Manager of Project Darling, Colonel De Witt Botha, from the Directorate for Priority Crime Investigation in Upington will testify today. Picture: Danie van der Lith
Kimberley - Apart from the names of informants, all information at the State’s disposal, regarding one of the biggest illicit diamond dealing trials in South Africa’s history, must be made available to the accused.

This was the ruling made during a trial-within-a-trial, in the Northern Cape High Court on Tuesday morning as the trial of 13 prominent names in Kimberley’s diamond industry continued.

The 13 accused – Ashley Brooks, Patrick Mason, Manojkumar Detroja, Komalin Packirisamy, Ahmed Khorani, Antonella Florio-Poone, Kenyaditswe Visser, Willem Weenink, Joseph van Graaf, Carl van Graaf, Kevin Urry, Trevor Pikwane and Frank Perridge – are each facing between two and nine counts.

During previous court appearances, the prosecution initially refused to disclose all information regarding the entrapment process of the accused, who have been implicated in the illicit trade of diamonds worth millions of rands, with the State opposed to the defence’s application, claiming that the accused’s request was premature.

While justifying her ruling on Tuesday, Judge Bulelwa Pakati recalled that, nearly a year ago, she deemed it unnecessary to make certain pieces of information regarding Project Darling available to the defence, ruling at the time that this decision would be reviewed when an opportune moment presented itself.

This moment came when the State indicated its intention to call Warrant Officer Lochner, who was involved in the operation, to testify, resulting in the defence’s request for a trial-within-a-trial in order to be granted full disclosure.

On Tuesday, Pakati granted the defence’s request, which she felt would shorten the trial while also providing the accused with additional information to argue their case.

During the trial-within-a-trial, the State submitted a 252(A) application, which authorises law enforcement to make use of a trap, or to engage in an undercover operation, in order to detect, investigate, uncover or prevent the commission of any offence while further ensuring that information gathered during the operation remains admissible in court.

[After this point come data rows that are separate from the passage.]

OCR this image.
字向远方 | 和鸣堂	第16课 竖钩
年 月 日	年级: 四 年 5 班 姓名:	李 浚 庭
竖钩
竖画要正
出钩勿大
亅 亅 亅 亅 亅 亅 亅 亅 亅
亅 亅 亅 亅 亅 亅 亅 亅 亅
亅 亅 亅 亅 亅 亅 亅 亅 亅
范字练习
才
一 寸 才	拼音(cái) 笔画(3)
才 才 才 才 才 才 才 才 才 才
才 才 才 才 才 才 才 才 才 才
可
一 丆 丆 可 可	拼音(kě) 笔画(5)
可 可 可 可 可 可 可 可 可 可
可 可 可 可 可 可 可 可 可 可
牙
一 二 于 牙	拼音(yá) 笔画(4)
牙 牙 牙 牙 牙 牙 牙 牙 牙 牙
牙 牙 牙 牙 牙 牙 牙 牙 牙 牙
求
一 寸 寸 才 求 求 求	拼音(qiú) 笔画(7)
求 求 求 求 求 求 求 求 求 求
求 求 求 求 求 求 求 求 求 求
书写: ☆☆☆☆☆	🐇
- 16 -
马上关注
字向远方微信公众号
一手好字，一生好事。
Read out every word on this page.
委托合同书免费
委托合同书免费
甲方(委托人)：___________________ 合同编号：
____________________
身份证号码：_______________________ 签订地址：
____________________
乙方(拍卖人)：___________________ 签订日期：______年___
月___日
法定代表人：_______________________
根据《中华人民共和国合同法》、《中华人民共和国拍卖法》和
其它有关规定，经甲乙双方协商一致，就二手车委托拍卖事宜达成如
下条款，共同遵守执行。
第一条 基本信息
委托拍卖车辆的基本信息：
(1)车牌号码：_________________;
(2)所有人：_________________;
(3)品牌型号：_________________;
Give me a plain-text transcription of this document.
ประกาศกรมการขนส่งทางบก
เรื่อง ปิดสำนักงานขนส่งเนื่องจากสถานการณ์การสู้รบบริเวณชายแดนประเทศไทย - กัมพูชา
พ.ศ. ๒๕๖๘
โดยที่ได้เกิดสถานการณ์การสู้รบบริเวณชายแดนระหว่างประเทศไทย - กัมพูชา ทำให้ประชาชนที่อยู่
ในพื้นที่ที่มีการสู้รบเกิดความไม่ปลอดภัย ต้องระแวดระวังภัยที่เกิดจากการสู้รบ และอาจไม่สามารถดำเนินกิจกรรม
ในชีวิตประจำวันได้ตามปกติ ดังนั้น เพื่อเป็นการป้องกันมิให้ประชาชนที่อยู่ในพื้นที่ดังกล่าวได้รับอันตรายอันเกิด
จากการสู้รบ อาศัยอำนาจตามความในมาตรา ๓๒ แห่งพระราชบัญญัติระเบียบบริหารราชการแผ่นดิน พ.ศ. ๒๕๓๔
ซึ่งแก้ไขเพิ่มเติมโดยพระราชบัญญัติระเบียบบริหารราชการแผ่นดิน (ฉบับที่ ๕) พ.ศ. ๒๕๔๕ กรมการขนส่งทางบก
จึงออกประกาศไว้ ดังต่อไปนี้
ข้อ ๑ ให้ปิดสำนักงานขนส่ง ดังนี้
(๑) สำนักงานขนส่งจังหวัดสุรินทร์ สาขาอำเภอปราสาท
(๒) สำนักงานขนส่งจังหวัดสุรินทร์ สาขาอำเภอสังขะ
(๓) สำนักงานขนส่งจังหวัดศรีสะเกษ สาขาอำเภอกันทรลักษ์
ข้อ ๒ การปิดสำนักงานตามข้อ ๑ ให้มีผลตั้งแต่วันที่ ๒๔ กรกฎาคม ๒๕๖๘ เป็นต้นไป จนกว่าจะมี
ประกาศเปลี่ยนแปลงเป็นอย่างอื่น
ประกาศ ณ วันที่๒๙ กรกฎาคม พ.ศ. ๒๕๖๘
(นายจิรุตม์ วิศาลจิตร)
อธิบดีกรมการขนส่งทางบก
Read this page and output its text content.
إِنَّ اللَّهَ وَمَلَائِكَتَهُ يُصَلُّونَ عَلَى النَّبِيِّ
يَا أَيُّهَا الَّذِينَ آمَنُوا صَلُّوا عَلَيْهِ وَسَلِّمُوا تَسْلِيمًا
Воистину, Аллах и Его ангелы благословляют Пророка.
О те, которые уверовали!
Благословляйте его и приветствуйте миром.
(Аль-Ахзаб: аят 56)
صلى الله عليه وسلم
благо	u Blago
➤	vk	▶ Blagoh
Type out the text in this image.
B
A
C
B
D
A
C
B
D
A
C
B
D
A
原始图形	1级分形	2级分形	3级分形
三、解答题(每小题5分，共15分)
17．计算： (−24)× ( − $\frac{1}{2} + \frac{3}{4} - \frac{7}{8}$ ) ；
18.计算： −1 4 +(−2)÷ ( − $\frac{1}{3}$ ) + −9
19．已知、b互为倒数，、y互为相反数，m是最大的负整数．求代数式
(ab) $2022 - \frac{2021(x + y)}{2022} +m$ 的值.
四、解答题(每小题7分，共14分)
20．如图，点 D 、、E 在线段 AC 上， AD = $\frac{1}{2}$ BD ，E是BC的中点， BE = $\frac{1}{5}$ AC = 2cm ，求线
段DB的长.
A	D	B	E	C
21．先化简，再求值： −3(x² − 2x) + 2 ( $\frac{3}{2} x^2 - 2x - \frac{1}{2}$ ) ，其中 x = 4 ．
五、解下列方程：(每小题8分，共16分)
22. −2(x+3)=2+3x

“The question is whether the State is positioned to determine their case and when it would be an appropriate time for disclosure,” Pakati explained on Tuesday before ruling in favour of the defence. 

“This matter should not be heard on the basis of the constitutional right to freedom of information but rather in terms of the accused’s right to a fair trial."

“The State has handed in exhibits and it is unfair to expect the defence to assess their case when they are deprived of information.”

Pakati explained that there were still statements outstanding that were relevant and crucial to ensuring a fair trial, emphasising that the court retained discretion and that the State could not claim privilege at this stage.

“Therefore, the court rules that the State must provide full disclosure with the names of informants erased from the statements,” ruled Pakati.

The trial is expected to continue on Wednesday morning with the manager of Project Darling, Colonel De Witt Botha, from the Directorate for Priority Crime Investigation in Upington, on the stand.